Greeley sat and thought awhile. He said nothing, but next morning the Tribune came out solidly for Lincoln for President.” 12
Like most New York politicians, it was not simply policy which concerned Greeley. “Greeley’s concern with the mundane aspects of politics—the appointments and promotions—continued throughout Lincoln’s administration,” wrote historian Lloyd A. Dunlap. ” Shortly after the [March 1861] inauguration, Greeley, with three other prominent New York Republicans, wrote to Lincoln, urging that the post of Surveyor of the Port at New York City be given to one in ‘full accord and sympathy with the collector already appointed.’ The Greeley branch of the party, selecting the Custom House offices as a sort of consolation prize in return for the ascendancy of the Seward-Weed influence in the state, had secured the collectorship for Hiram Barney, and were anxious that Benjamin F. Camp, also in the Greeley Faction, be made Surveyor. Lincoln came directly to the point in the endorsement he wrote on the envelope: ‘Greeley [sic], Opdycke [sic], Field & Wadsworth, in favor of having the two big puddings on the same side of the board.'”13
Greeley served briefly in Congress in 1848, winning strong enmity from his colleagues as a result of the Tribune’s series exposing account padding—including that of Congressman Lincoln.
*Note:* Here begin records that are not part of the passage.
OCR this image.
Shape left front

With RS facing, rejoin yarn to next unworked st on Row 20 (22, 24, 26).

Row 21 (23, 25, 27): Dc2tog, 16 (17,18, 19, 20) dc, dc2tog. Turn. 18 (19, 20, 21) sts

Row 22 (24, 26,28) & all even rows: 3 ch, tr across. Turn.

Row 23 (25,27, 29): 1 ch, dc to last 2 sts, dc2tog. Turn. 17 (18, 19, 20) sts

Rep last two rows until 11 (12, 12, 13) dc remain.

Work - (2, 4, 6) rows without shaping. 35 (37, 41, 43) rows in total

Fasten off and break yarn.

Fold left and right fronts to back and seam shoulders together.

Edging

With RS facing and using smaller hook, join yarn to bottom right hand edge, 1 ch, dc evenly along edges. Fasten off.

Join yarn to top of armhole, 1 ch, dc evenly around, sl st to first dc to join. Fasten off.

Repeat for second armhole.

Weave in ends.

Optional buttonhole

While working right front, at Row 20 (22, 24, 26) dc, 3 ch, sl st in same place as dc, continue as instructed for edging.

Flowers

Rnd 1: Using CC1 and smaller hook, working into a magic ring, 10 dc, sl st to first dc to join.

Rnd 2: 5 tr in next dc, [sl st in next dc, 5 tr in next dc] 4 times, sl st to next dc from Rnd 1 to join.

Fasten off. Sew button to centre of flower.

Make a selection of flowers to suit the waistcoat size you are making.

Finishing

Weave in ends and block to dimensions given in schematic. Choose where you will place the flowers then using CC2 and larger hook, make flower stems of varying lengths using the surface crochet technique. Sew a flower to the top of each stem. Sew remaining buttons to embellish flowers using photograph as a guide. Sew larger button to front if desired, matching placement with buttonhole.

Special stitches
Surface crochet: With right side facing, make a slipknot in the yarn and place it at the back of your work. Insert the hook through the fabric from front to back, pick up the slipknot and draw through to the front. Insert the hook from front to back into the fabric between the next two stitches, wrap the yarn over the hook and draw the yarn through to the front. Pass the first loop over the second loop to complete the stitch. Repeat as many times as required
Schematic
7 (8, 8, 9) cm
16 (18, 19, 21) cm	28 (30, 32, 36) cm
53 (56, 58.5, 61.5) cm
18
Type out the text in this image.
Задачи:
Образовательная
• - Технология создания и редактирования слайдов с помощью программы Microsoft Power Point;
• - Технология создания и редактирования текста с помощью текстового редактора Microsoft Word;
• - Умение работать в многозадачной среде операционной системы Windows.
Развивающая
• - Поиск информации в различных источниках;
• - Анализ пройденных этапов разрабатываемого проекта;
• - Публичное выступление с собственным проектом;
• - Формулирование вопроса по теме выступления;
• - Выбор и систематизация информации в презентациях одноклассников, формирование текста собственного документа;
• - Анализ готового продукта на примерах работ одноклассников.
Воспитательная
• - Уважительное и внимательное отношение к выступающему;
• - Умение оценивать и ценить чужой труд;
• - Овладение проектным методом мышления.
His failure to get a statewide Whig nomination in 1854 led to his split with Weed and Seward. In 1861, they secured the nomination of Ira Harris to the U.S. Senate over Greeley. After the war, Greeley was a co-signer for Jefferson Davis’s bail. Greeley lost the race for State Comptroller in 1869 before he was nominated for President against Ulysses S. Grant in 1872 as a Liberal Republican-Democrat. He lost the election, his newspaper job, his wife and his own life— all with a month of that election. In addition to his writing for newspapers and Whig Party periodicals, Greeley authored several books including Glances at Europe and The Civil War: The American Conflict.
Footnotes
- Lloyd A. Dunlap, “President Lincoln and Editor Greeley,” Abraham Lincoln Quarterly, June 1948, Volume V, No. 2, p. 100.
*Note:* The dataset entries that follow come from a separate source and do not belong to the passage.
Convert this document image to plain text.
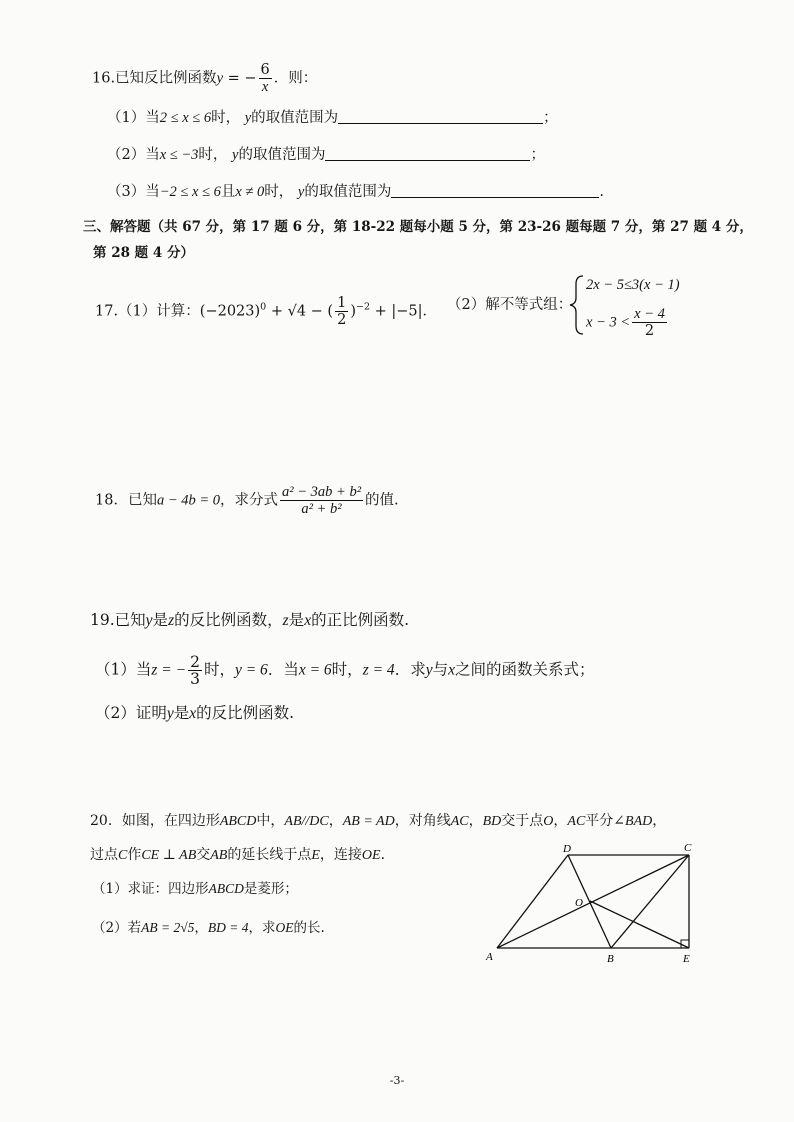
16.已知反比例函数y = − $\frac{6}{x}$ ．则：
（1）当2 ≤ x ≤ 6时， y的取值范围为	；
（2）当x ≤ −3时， y的取值范围为	；
（3）当−2 ≤ x ≤ 6且x ≠ 0时， y的取值范围为	.
三、解答题（共 67 分，第 17 题 6 分，第 18-22 题每小题 5 分，第 23-26 题每题 7 分，第 27 题 4 分，
第 28 题 4 分）
17.（1）计算：$(-2023)^0 + √4$ − ( $\frac{1}{2} )^{-2} + |-5|$． （2）解不等式组：
2x − 5≤3(x − 1)
$x - 3 < \frac{x - 4}{2}$
18．已知a − 4b = 0，求分式 $\frac{\text{a² − 3ab + b²}}{\text{a² + b²}}$ 的值.
19.已知y是z的反比例函数，z是x的正比例函数.
（1）当z = − $\frac{2}{3}$ 时，y = 6．当x = 6时，z = 4．求y与x之间的函数关系式；
（2）证明y是x的反比例函数.
20．如图，在四边形ABCD中，AB//DC，AB = AD，对角线AC，BD交于点O，AC平分∠BAD，
过点C作CE ⊥ AB交AB的延长线于点E，连接OE．
（1）求证：四边形ABCD是菱形；
（2）若AB = 2√5，BD = 4，求OE的长.
A	B
C
D
E
O
-3-
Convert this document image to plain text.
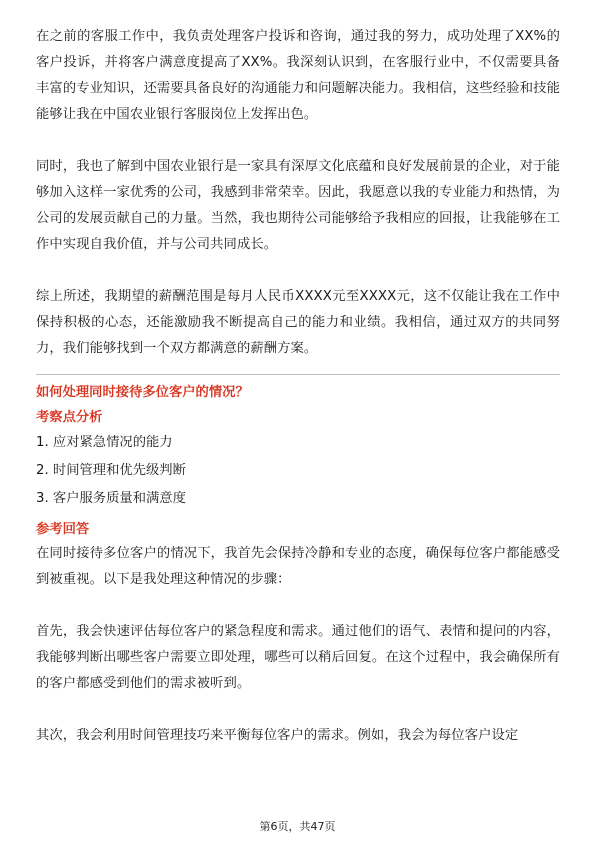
在之前的客服工作中，我负责处理客户投诉和咨询，通过我的努力，成功处理了XX%的客户投诉，并将客户满意度提高了XX%。我深刻认识到，在客服行业中，不仅需要具备丰富的专业知识，还需要具备良好的沟通能力和问题解决能力。我相信，这些经验和技能能够让我在中国农业银行客服岗位上发挥出色。

同时，我也了解到中国农业银行是一家具有深厚文化底蕴和良好发展前景的企业，对于能够加入这样一家优秀的公司，我感到非常荣幸。因此，我愿意以我的专业能力和热情，为公司的发展贡献自己的力量。当然，我也期待公司能够给予我相应的回报，让我能够在工作中实现自我价值，并与公司共同成长。

综上所述，我期望的薪酬范围是每月人民币XXXX元至XXXX元，这不仅能让我在工作中保持积极的心态，还能激励我不断提高自己的能力和业绩。我相信，通过双方的共同努力，我们能够找到一个双方都满意的薪酬方案。

如何处理同时接待多位客户的情况？

考察点分析

1. 应对紧急情况的能力

2. 时间管理和优先级判断

3. 客户服务质量和满意度

参考回答

在同时接待多位客户的情况下，我首先会保持冷静和专业的态度，确保每位客户都能感受到被重视。以下是我处理这种情况的步骤：

首先，我会快速评估每位客户的紧急程度和需求。通过他们的语气、表情和提问的内容，我能够判断出哪些客户需要立即处理，哪些可以稍后回复。在这个过程中，我会确保所有的客户都感受到他们的需求被听到。

其次，我会利用时间管理技巧来平衡每位客户的需求。例如，我会为每位客户设定

第6页，共47页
- Allen Thorndike Rice, editor, Reminiscences of Abraham Lincoln by Distinguished Men of His Time.
- Harry J. Maihafer, The General and the Journalists: Ulysses S. Grant, Horace Greeley, and Charles Dana, p. 129.
- Roy P. Basler, editor, Collected Works of Abraham Lincoln, Volume V, p. 169.
- Basler, editor, Collected Works of Abraham Lincoln, Volume V, pp. 388-389.
- Diary of Gideon Welles, Volume II, pp. 111-112.
- Douglas L. Wilson and Rodney O. Davis, editors, Herndon’s Informants, p. 164.
- Dunlap, “President Lincoln and Editor Greeley,” Abraham Lincoln Quarterly, June 1948, Volume V, No. 2, pp. 109-110.
- Maihafer, The General and the Journalists, p. 129.
- Glyndon G. Van Deusen, Horace Greeley: Nineteenth-Century Crusader, p. 308
- Michael Burlingame, Abraham Lincoln: A Life, Volume II, p. 670
- William Harlan Hale, Horace Greeley: Voice of the People, pp. 288-289.
- Dunlap, “President Lincoln and Editor Greeley,” Abraham Lincoln Quarterly, June 1948, Volume V, No. 2, pp. 97-98.